Renault blocca la riforma di Nissan: alta tensione nell’alleanza


Fca-Renault, ecco perché è saltato l'accordo sulla fusione

2' di lettura

Nuove tensioni in casa Renault-Nissan dopo il fallito matrimonio conFiat Chrysler Automobiles. Il gruppo francese ha comunicato al partner giapponese che bloccherà il piano dell'azienda di rivedere la sua travagliata corporate governance.
La decisione - ha rivelato in una lettera di Jean-Dominique Senard, presidente di Renault, a Hiroto Saikawa, amministratore delegato di Nissan - segna una brusca inversione di rotta e minaccia di vanificare mesi di lavoro da parte di Nissan.

La lettera di Senard è stata inviata due settimane prima dell'assemblea annuale di Nissan, dove l'azienda sperava di avviare una transizione verso un sistema di governance con tre comitati: uno per le nomine, uno per la remunerazione e uno per la revisione contabile. Una fonte vicina a Renault ha detto all’agenzia Reuters che la casa francese teme di non essere rappresentata adeguatamente nei nuovi comitati e che vuole quindi tutelarsi prima di dare il via libera.

Secondo quanto scrive il Financial Times, nella lettera Senard sostiene che, in quanto azionista al 43% di Nissan, Renault ha deciso di astenersi dal voto, negando così la maggioranza dei due terzi necessaria per l’approvazione. Fonti interne a Nissan, interpellate dal Ft, hanno definito la mossa «oltraggiosa e irresponsabile».

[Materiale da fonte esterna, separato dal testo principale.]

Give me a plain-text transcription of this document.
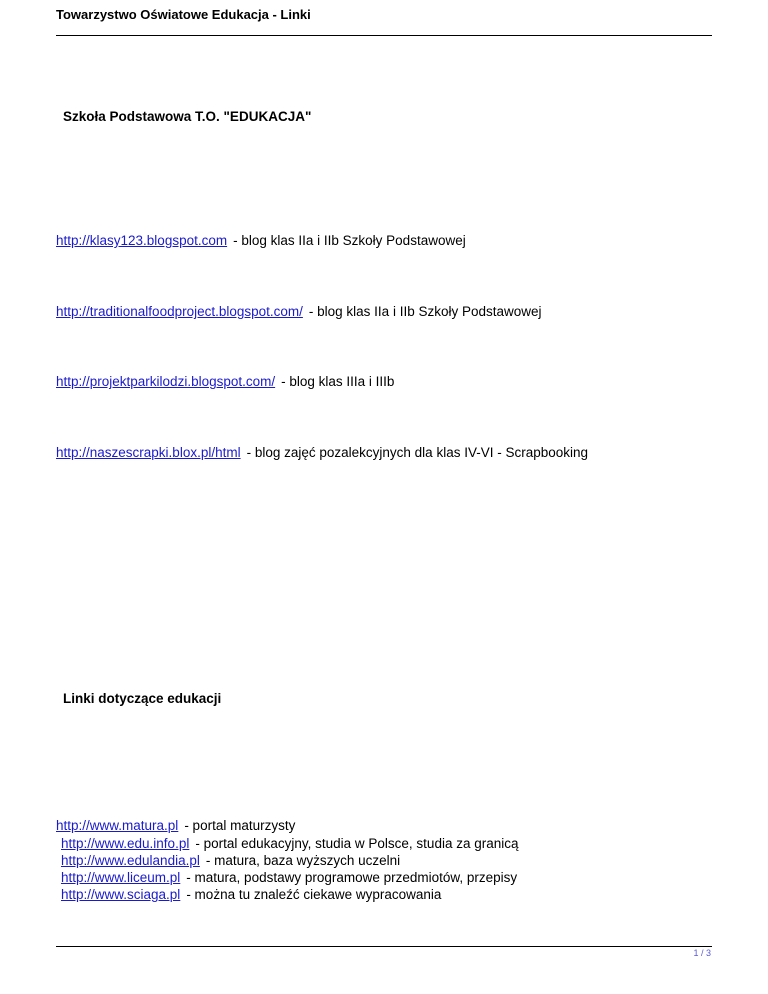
Towarzystwo Oświatowe Edukacja - Linki
Szkoła Podstawowa T.O. "EDUKACJA"
http://klasy123.blogspot.com - blog klas IIa i IIb Szkoły Podstawowej
http://traditionalfoodproject.blogspot.com/ - blog klas IIa i IIb Szkoły Podstawowej
http://projektparkilodzi.blogspot.com/ - blog klas IIIa i IIIb
http://naszescrapki.blox.pl/html - blog zajęć pozalekcyjnych dla klas IV-VI - Scrapbooking
Linki dotyczące edukacji
http://www.matura.pl - portal maturzysty
http://www.edu.info.pl - portal edukacyjny, studia w Polsce, studia za granicą
http://www.edulandia.pl - matura, baza wyższych uczelni
http://www.liceum.pl - matura, podstawy programowe przedmiotów, przepisy
http://www.sciaga.pl - można tu znaleźć ciekawe wypracowania
1 / 3
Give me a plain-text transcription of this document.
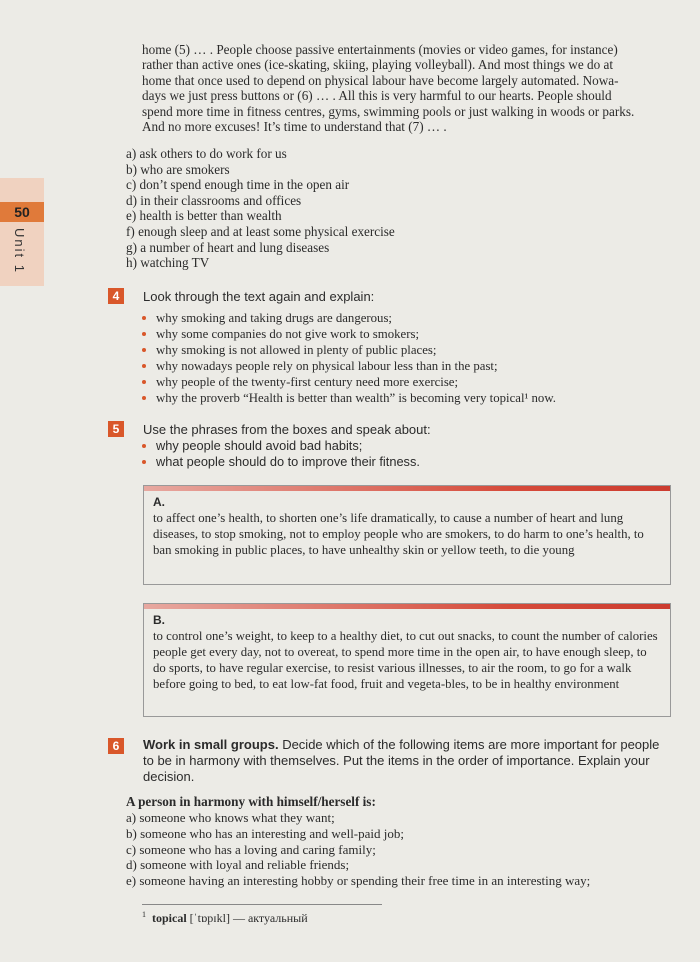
50
Unit 1
home (5) … . People choose passive entertainments (movies or video games, for instance)
rather than active ones (ice-skating, skiing, playing volleyball). And most things we do at
home that once used to depend on physical labour have become largely automated. Nowa-
days we just press buttons or (6) … . All this is very harmful to our hearts. People should
spend more time in fitness centres, gyms, swimming pools or just walking in woods or parks.
And no more excuses! It’s time to understand that (7) … .
a) ask others to do work for us
b) who are smokers
c) don’t spend enough time in the open air
d) in their classrooms and offices
e) health is better than wealth
f) enough sleep and at least some physical exercise
g) a number of heart and lung diseases
h) watching TV
4	Look through the text again and explain:
why smoking and taking drugs are dangerous;
why some companies do not give work to smokers;
why smoking is not allowed in plenty of public places;
why nowadays people rely on physical labour less than in the past;
why people of the twenty-first century need more exercise;
why the proverb “Health is better than wealth” is becoming very topical¹ now.
5	Use the phrases from the boxes and speak about:
why people should avoid bad habits;
what people should do to improve their fitness.
A.
to affect one’s health, to shorten one’s life dramatically, to cause a number of heart and lung diseases, to stop smoking, not to employ people who are smokers, to do harm to one’s health, to ban smoking in public places, to have unhealthy skin or yellow teeth, to die young
B.
to control one’s weight, to keep to a healthy diet, to cut out snacks, to count the number of calories people get every day, not to overeat, to spend more time in the open air, to have enough sleep, to do sports, to have regular exercise, to resist various illnesses, to air the room, to go for a walk before going to bed, to eat low-fat food, fruit and vegeta-bles, to be in healthy environment
6	Work in small groups. Decide which of the following items are more important for people to be in harmony with themselves. Put the items in the order of importance. Explain your decision.
A person in harmony with himself/herself is:
a) someone who knows what they want;
b) someone who has an interesting and well-paid job;
c) someone who has a loving and caring family;
d) someone with loyal and reliable friends;
e) someone having an interesting hobby or spending their free time in an interesting way;
$^1$ topical [ˈtɒpɪkl] — актуальный
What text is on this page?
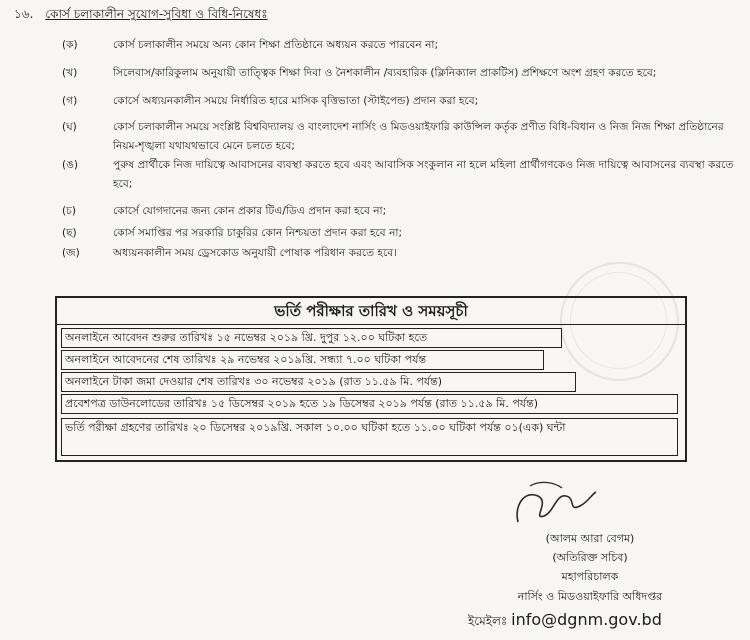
১৬. কোর্স চলাকালীন সুযোগ-সুবিধা ও বিধি-নিষেধঃ
(ক)	কোর্স চলাকালীন সময়ে অন্য কোন শিক্ষা প্রতিষ্ঠানে অধ্যয়ন করতে পারবেন না;
(খ)	সিলেবাস/কারিকুলাম অনুযায়ী তাত্ত্বিক শিক্ষা দিবা ও নৈশকালীন /ব্যবহারিক (ক্লিনিক্যাল প্রাকটিস) প্রশিক্ষণে অংশ গ্রহণ করতে হবে;
(গ)	কোর্সে অধ্যয়নকালীন সময়ে নির্ধারিত হারে মাসিক বৃত্তিভাতা (স্টাইপেন্ড) প্রদান করা হবে;
(ঘ)	কোর্স চলাকালীন সময়ে সংশ্লিষ্ট বিশ্ববিদ্যালয় ও বাংলাদেশ নার্সিং ও মিডওয়াইফারি কাউন্সিল কর্তৃক প্রণীত বিধি-বিধান ও নিজ নিজ শিক্ষা প্রতিষ্ঠানের নিয়ম-শৃঙ্খলা যথাযথভাবে মেনে চলতে হবে;
(ঙ)	পুরুষ প্রার্থীকে নিজ দায়িত্বে আবাসনের ব্যবস্থা করতে হবে এবং আবাসিক সংকুলান না হলে মহিলা প্রার্থীগণকেও নিজ দায়িত্বে আবাসনের ব্যবস্থা করতে হবে;
(চ)	কোর্সে যোগদানের জন্য কোন প্রকার টিএ/ডিএ প্রদান করা হবে না;
(ছ)	কোর্স সমাপ্তির পর সরকারি চাকুরির কোন নিশ্চয়তা প্রদান করা হবে না;
(জ)	অধ্যয়নকালীন সময় ড্রেসকোড অনুযায়ী পোষাক পরিধান করতে হবে।
ভর্তি পরীক্ষার তারিখ ও সময়সূচী
অনলাইনে আবেদন শুরুর তারিখঃ ১৫ নভেম্বর ২০১৯ খ্রি. দুপুর ১২.০০ ঘটিকা হতে
অনলাইনে আবেদনের শেষ তারিখঃ ২৯ নভেম্বর ২০১৯খ্রি. সন্ধ্যা ৭.০০ ঘটিকা পর্যন্ত
অনলাইনে টাকা জমা দেওয়ার শেষ তারিখঃ ৩০ নভেম্বর ২০১৯ (রাত ১১.৫৯ মি. পর্যন্ত)
প্রবেশপত্র ডাউনলোডের তারিখঃ ১৫ ডিসেম্বর ২০১৯ হতে ১৯ ডিসেম্বর ২০১৯ পর্যন্ত (রাত ১১.৫৯ মি. পর্যন্ত)
ভর্তি পরীক্ষা গ্রহণের তারিখঃ ২০ ডিসেম্বর ২০১৯খ্রি. সকাল ১০.০০ ঘটিকা হতে ১১.০০ ঘটিকা পর্যন্ত ০১(এক) ঘন্টা
(আলম আরা বেগম)
(অতিরিক্ত সচিব)
মহাপরিচালক
নার্সিং ও মিডওয়াইফারি অধিদপ্তর
ইমেইলঃ info@dgnm.gov.bd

Senard aveva cercato di stabilizzare il rapporto con Nissan, messo a dura prova dallo scandalo cha ha coinvolto Carlos Ghosn. Ma i negoziati con Fca sono stati un nuovo fattore di tensione. Nissan infatti è stata informata dei colloqui solo all'ultimo minuto, minando ulteriormente la fiducia tra le due parti.
FCA ha ritirato la sua proposta di fusione dopo che lo stato francese, che possiede il 15 per cento di Renault, ha chiesto più tempo per coinvolgere in pieno Nissan.

Secondo fonti vicine a Nissan interpellate dal Financial Times l'intervento di Senard potrebbe essere un tentativo di aumentare la pressione sul partner dell'alleanza - sia nell'aspettativa (al momento assai improbabile) che Fca possa tornare al tavolo delle trattative, sia perché Senard vuole rilanciare i colloqui di fusione con Nissan.

Dopo l'arresto di Ghosn, travolto da uno scandalo di malversazioni e ora in carcere a Tokyo, Nissan ha riunito un gruppo speciale per analizzare le carenze della governance e proporre miglioramenti. La sua raccomandazione principale era l'introduzione immediata del sistema dei tre comitati. Nella lettera, Senard ha giustificato la retromarcia sostenendo che il sistema dei tre comitati potrebbe essere usato per ridurre l'influenza di Renault come più grande azionista di Nissan.

Sabato il ministro delle Finanze francese Le Maire aveva dichiarato che lo Stato francese è disposto a scendere dal suo 15% per rafforzare l’asse con Nissan, precisando tuttavia che si tratta di un obiettivo «di lungo termine».